As I re-read Calm My Anxious Heart again I had a similar fun experience, something I hadn’t expected at all.

First, it was tremendously impacting to go back and read my hand-written notes from the 12-week Bible study in the back of the book. They were from 13 years ago when I was single, a Sophomore in college, living in a house of 8 RDGs. Oh how different my struggles were back then! Oh my.

It was a joy to read because of this: God has done SO MUCH. I truly was an anxious, insecure, comparing, compulsive person. I’m not angel now, but He has truly been victorious in profound ways in just over a dozen years. Although I recognized my hand-writing, and can now remember the battles, I had virtually forgotten they’d existed.
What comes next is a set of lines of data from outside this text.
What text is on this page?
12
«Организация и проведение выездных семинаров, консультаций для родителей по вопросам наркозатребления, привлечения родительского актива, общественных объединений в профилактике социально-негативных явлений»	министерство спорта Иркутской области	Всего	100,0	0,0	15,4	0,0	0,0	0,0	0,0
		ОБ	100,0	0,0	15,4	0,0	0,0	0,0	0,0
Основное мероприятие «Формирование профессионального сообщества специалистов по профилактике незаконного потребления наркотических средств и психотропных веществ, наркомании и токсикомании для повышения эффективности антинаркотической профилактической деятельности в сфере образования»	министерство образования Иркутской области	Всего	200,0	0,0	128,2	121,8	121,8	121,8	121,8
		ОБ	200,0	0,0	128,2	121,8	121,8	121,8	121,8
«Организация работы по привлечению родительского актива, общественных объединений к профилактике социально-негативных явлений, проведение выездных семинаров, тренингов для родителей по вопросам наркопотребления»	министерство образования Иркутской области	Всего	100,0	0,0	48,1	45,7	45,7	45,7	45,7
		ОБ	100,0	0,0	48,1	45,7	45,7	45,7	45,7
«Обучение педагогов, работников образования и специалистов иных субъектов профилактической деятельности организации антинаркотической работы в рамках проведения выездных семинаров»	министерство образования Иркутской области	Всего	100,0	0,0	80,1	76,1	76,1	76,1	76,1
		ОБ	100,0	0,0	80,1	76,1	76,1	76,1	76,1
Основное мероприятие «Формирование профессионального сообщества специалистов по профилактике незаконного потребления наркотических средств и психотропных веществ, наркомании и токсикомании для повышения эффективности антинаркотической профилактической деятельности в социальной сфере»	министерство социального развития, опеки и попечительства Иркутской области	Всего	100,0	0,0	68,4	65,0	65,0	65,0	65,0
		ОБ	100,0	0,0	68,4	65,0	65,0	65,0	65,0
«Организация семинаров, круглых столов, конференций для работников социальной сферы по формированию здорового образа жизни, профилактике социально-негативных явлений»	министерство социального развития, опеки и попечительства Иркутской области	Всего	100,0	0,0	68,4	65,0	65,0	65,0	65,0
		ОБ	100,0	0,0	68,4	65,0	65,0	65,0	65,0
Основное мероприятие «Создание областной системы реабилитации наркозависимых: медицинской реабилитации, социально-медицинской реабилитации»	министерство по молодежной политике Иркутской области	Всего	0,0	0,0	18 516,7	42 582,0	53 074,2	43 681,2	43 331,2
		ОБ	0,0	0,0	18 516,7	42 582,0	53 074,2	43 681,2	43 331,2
But what struck me the most was seeing now that the book had shaped me more than I’d ever realized. As I read I kept stopping, amazed, and thinking, “Wait. I say this exact same thing all the time.  I’ve taught this over and over. I didn’t realize it was from her.” I could see how Linda Dillow’s simple words had truly changed the course of my life. 

Lastly, I kept chuckling to myself as I’d read book after book that she referenced that I’ve since then read but had no idea or recollection that she’d mentioned them! That make sense? All the books she refers to I have since read and they’ve become pillars along my journey, but I had no remembrance of her mentioning them way back then!

All that to say that going back to read this book is like returning to my roots and see why I’m wired the way I am. Little ‘ol Linda Dillow’s words are like fingerprints all over me. And I’d totally forgotten.

The thought for you and me? What book or person radically influenced your faith-development in years gone by? It might be fun for you to go back and visit, or re-read, and chuckle a bit as you realize why you do what you do.

And secondly, never underestimate the power of your influence on another person’s life. Depending upon the soil of their heart, your words of truth, your life of faith, your example of love, might radically change the course of someone’s life without them really knowing it. I truly had not realized how profoundly Dillow’s words shaped me over the years. But God knew.

{Q: Who shaped you? And who might God want to shape through you? Thanks for taking time to reflect, and thanks reading…}

5 thoughts on “Who has shaped you?”

  1. Because of an event I attended last spring at WCC I heard of the book.. It is a gem. Happy to read the impact it had on your life. I am still a little pot on the Master’s wheel. Shaping,shaping. Thank you for the words you write as they are surly used as arrows of direction on the road.

  2. I am not sure who shaped me … my counselor has worked with me and prayed with me for over 15 years so I have to put him high on the list but the most influential person I think is the spirit of God through the word and teachings of others. I have grown by letting God move me in whatever direction he needs so deep work could take place within my heart. It is hard to pick just one.